Why was PR #409 (UV bit) merged?

[leshi]

Hi all,

I really don't think this PR (#409) should have been merged.

First, the corresponding PR in CTAP has not been merged or is it not a dependency?

Second, I don't think this is needed. Why can't you specify what type of user presence/verification check is needed during key (credential) creation? The attestation will tell you what type of key was made by this authenticator and then subsequent signatures coming from that credential will tell you that the UV was enforced.

[equalsJeffH]

@leshi wrote:

I really don't think this PR (#409) should have been merged.

I tend to agree with @leshi. i note that his comment on PR #409 was never answered/addressed.

Also, it appears that this sentence was crafted in response to one of my comments on the PR:

If the authenticator's user verification procedure also obtained a positive [=Test of User Presence] result, the TUP flag would be set as well.

..but that sentence is suboptimal from a spec perspective. It is implying that testing user presence could be different than obtaining user verification. Is it? Or is it always the case that if one has verified the user, you've also verified presence, by definition? also, we should probably be using MUST in the bit 0 & bit 1 descriptions wrt being set.

@leshi wrote:

Second, I don't think this is needed. Why can't you specify what type of user presence/verification check is needed during key (credential) creation?

Ah, and this would be yet another authenticator attribute RP-driven authenticator selection, further begging the question of having a framework to express and handle that, or continuing to approach it in an ad-hoc manner. See https://github.com/w3c/webauthn/pull/378#pullrequestreview-34141186

[AngeloKai]

i note that his comment on PR #409 was never answered/addressed.

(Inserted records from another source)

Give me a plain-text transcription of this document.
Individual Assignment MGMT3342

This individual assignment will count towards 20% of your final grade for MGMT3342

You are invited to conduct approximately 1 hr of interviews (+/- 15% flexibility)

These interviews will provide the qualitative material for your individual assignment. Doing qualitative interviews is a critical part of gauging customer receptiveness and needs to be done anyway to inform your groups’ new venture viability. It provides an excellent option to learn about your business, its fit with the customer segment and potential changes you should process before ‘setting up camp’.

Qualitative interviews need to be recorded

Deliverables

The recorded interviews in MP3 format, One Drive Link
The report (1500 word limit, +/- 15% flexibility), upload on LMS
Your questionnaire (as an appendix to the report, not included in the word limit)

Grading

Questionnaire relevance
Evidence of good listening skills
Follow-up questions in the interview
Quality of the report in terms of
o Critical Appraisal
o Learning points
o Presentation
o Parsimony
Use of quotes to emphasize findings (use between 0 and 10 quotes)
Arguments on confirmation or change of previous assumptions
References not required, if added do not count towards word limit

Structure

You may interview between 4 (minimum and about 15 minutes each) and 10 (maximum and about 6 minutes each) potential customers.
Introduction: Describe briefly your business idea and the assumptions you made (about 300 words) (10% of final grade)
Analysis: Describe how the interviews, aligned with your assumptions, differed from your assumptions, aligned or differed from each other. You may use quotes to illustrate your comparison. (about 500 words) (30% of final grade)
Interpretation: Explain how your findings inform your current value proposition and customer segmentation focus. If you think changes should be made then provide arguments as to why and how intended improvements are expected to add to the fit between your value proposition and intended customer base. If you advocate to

It never addressed because the PR is to the CTAP spec, which is part of FIDO. The on-going CTAP spec work is not public so I don't believe I can share it publicly on GitHub. I will follow up with Alexei to share it. But I don't think it matters given that a number of parts of the Web API already predicate the CTAP spec.

Second, I don't think this is needed. Why can't you specify what type of user presence/verification check is needed during key (credential) creation? The attestation will tell you what type of key was made by this authenticator and then subsequent signatures coming from that credential will tell you that the UV was enforced.

I am perfectly ok with adding a new optional parameter to help authenticator selection. This just adds an optional bit for developers know whether user verification was performed. I don't know how you would know UV is performed without this bit in. The create method returns clientDataJSON and attestationObject. Neither of which will let the developer knows this. Are you suggesting that the RP can figure this out by looking at AAGUID? That way adds much more work. Plus the AAGUID database is not up-and-running yet.

Finally, the reason why I merge the PR is because I haven't seen strong objection to the idea of adding this bit but rather editorial changes which are proposed by Jeff and Jeffrey. I have incorporated all the editorial asks by them. Understandably, one sentence may not be optimal per Jeff's comment above. I do apologize for that sentence and I am perfectly happy with opening up a new PR to address this. Finally, we have said on last week's call that if you have an objection, you will review the PR by the end of the week and let us know if you don't think the idea is good.

[leshi]

I don't know how you would know UV is performed without this bit in.

We should add it to the attestation -- that this type of authenticator is the kind that verifies the user :)

[AngeloKai]

@leshi Are you talking about attestation object? As shown in this graph, authenticator data is part of attestation. The PR adds one bit to the authenticator data, therefore adding one bit to the attestation object.

I did forget about adding that bit in the attestation graph. I will open up a PR to do so in a minute.

[leshi]

I'm saying that I would like to be very cautions about burning those bits, there are only 7 of them left -- there are other ways of expressing this like putting it in the attestation or as an extension.